Confusion, questions remain for voters in Fairhope Oct. 2 government change election


At a Sept. 25 forum hosted by the Common Sense Campaign Tea Party in Fairhope, one thing was clear - several Fairhope residents had questions and concerns about the looming Oct. 2 election that seeks a change in the city’s form of government.

The Oct. 2 referendum seeks to change the city’s form of government from a mayor-council form to a council-city manager system, but added confusion has come from whether a vote to change the city’s form of government would also mean a change from at-large council representation to district representation.

“There are some things in this bill I’m concerned about because it’s not really clear,” former Fairhope councilman Cecil Christenberry said. “I would hate for us to be a guinea pig.”

The Fairhope city council currently consists of five council members elected at-large across the city.

At question over the last few months of this process has been whether a change in the form of government would mandate a move to districts for the city, with three council members elected from districts, one at-large and the mayor being elected at-large and being made the de facto head of the council, complete with a vote and the ability to set council agenda.

Councilman Jay Robinson, who served as a panelist for the forum, said the city had received a final opinion from the Alabama Attorney General that said a vote to change the form of government would also mean a change to district representation.

The Baldwin Times obtained a copy of the attorney general’s opinion, which said a form of government change would lead to district representation for Fairhope.

“The petition process does not authorize the petitioners to select whether the future council will be composed of members who are elected at-large or by districts,” the opinion said. “On the contrary, section 11-43A-8(a) mandates the composition of the future council in a municipality that decides to adopt a council-manager form of government by using the petition process set forth in section 11-43A-2. … The petition process contained in the Council-Manager Act 1982, as amended, provides for the election of council members in single member districts.”

The attorney general’s opinion seems to go against the intentions of the petition moved forward by grassroots citizens group Fresh Start Fairhope, which had advocated for the change of government but wished to retain at-large council representation.

In an email to Fresh Start supporters back in June, Fresh Start spokesman Chuck Zunk said the group had changed its petition to support at-large council election rather than districts due to an vote of the group’s membership.

“We had 65 total votes with the majority of 39 (60%) for At-Large, so that’s how we will move forward,” Zunk wrote.

At the Sept. 25 forum, Fresh Start leader and former councilman Rick Kingrea said the only issue at question with the referendum is a possible change in government.

“Despite everything you’ve heard about confusion, there’s one issue up for a vote on Oct. 2 - remain with the current council-mayor system or do we want to move to a council-city manager type of system,” Kingrea said.

Robinson disagreed.

“District versus at-large matters for a lot of people,” Robinson said.

Christenberry also said the issue of how council members would run was an important one to voters.

“We better understand what we’re voting on,” Christenberry said. “It matters very much because there are people who have already turned in absentee ballots that they were voting for a change or not based on information that may not be correct.”

Christenberry added the issue of whether the change in government election would lead to districts had been a source of confusion.

“I’m not saying I’m for it or against it,” Christenberry said. “But I am perpetually confused about it.”

Common Sense Campaign leader Lou Campomenosi urged that the vote possibly be pushed back to allow people time to get more information and clarity, but if that was not possible, he said people should vote their conscience.

“To my way of thinking, having a change in the government without having a complete handle on what we’re looking at - I think it’s a real challenge,” Campomenosi said. “If you think you have enough information to move forward and vote yes, fine.

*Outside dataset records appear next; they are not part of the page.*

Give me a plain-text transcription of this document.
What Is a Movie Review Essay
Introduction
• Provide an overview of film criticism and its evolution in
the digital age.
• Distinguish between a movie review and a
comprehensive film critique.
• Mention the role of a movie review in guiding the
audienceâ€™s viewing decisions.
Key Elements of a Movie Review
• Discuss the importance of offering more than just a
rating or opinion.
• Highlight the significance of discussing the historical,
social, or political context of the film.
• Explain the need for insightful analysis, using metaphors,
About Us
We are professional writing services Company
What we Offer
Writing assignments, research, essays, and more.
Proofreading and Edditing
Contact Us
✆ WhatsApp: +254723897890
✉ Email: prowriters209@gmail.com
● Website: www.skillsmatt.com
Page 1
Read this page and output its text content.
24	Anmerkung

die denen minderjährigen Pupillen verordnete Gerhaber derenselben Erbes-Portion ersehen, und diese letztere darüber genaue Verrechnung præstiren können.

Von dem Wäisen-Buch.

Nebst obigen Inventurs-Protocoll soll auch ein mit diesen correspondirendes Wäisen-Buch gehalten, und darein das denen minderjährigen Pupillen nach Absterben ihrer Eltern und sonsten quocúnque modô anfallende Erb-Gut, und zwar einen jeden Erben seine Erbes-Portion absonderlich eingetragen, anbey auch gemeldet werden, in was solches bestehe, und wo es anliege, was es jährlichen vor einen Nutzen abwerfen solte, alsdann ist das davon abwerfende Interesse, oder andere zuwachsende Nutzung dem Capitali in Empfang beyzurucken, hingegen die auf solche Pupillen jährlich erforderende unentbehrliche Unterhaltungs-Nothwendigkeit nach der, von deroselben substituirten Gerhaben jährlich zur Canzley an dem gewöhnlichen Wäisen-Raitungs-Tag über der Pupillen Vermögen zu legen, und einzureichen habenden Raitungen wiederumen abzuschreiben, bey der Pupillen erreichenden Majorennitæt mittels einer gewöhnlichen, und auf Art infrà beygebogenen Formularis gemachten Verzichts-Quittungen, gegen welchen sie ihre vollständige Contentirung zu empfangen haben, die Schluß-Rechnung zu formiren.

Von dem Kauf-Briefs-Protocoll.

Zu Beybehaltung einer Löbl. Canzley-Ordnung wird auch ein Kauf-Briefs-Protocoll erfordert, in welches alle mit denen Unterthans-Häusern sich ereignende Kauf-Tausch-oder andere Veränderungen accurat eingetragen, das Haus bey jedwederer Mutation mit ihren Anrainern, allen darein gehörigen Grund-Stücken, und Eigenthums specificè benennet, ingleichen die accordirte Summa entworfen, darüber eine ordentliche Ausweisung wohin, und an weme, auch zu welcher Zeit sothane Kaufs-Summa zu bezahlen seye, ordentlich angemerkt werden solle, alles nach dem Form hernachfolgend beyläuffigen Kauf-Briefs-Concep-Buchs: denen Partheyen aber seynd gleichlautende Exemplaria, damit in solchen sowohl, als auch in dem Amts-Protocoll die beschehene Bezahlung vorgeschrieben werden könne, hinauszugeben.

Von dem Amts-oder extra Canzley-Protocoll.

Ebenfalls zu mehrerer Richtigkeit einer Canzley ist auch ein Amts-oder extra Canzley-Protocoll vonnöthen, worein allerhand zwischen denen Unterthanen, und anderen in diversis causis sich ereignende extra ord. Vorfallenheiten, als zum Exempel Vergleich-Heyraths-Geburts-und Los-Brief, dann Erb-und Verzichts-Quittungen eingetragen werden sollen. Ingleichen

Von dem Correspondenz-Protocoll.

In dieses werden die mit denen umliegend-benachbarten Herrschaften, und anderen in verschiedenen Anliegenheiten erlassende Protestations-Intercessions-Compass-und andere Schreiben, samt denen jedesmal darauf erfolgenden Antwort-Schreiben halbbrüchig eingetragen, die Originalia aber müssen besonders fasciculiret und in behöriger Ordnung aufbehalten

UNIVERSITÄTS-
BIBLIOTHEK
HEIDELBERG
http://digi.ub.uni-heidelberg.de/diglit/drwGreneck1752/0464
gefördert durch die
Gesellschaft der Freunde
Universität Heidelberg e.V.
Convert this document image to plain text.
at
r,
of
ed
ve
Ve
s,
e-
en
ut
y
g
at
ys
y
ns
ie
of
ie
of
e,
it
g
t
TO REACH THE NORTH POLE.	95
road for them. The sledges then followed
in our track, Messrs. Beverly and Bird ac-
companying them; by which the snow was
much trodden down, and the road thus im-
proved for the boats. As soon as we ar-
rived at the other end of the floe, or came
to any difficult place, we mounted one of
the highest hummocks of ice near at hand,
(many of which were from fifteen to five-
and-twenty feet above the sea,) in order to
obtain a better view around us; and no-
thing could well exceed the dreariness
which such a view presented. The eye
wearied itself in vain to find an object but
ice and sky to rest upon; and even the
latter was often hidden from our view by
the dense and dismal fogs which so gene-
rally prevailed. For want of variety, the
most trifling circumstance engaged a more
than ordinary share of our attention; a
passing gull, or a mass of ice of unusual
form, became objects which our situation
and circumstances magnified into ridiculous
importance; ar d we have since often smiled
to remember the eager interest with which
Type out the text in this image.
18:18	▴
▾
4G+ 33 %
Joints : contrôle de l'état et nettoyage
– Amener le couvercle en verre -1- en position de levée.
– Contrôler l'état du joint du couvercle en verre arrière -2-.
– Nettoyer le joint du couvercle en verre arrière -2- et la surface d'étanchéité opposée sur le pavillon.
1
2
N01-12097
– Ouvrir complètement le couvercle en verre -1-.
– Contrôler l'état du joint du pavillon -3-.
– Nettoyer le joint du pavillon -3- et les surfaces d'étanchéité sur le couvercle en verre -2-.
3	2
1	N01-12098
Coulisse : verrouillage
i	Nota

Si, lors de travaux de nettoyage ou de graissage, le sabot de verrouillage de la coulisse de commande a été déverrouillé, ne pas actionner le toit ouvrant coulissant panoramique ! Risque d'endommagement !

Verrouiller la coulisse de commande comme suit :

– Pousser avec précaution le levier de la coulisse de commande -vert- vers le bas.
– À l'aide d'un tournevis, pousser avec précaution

If you’d like more information and can’t get it, just vote no and let the dust settle where it may.”

During the questions portion, Fairhope resident Billy Wise compared the alleged rush by Fresh Start Fairhope to have the vote on Oct. 2 to the passage of the Affordable Care Act, where then House Speaker Nancy Pelosi famously said “We have to pass the bill so that you can find out what is in it.”

“I get the same kind of feeling today about the vote on Oct. 2, and I don’t understand what the need is for the rush,” Wise said.

Robinson was questioned about whether the city’s attorneys had filed an injunction to possibly stay and delay the election, with Robinson replying that as of the forum, no injunction had yet been filed.

“I anticipated it happening last week,” Robinson said. “I think our lawyers are dealing with lawyers from the Alabama League of Municipalities and the probate court trying to seek information on this. But, it’s looking very likely that we are having an election Oct. 2.”

Fairhope resident Lee Shelton said he was in favor of the change, saying he would feel better having a trained professional in charge of the day-to day operations of the city and the city’s $60 million per year budget.

“A mayor is a popular political choice. Just looking back over the last two instances, if was running a $60 million public works company with hundreds of employees and thousands of vehicles, I would not hire a book store owner or a horticulturalist to do the job,” Shelton said, referring to the pre-mayoral jobs of current Fairhope Mayor Karin Wilson and former Mayor Tim Kant.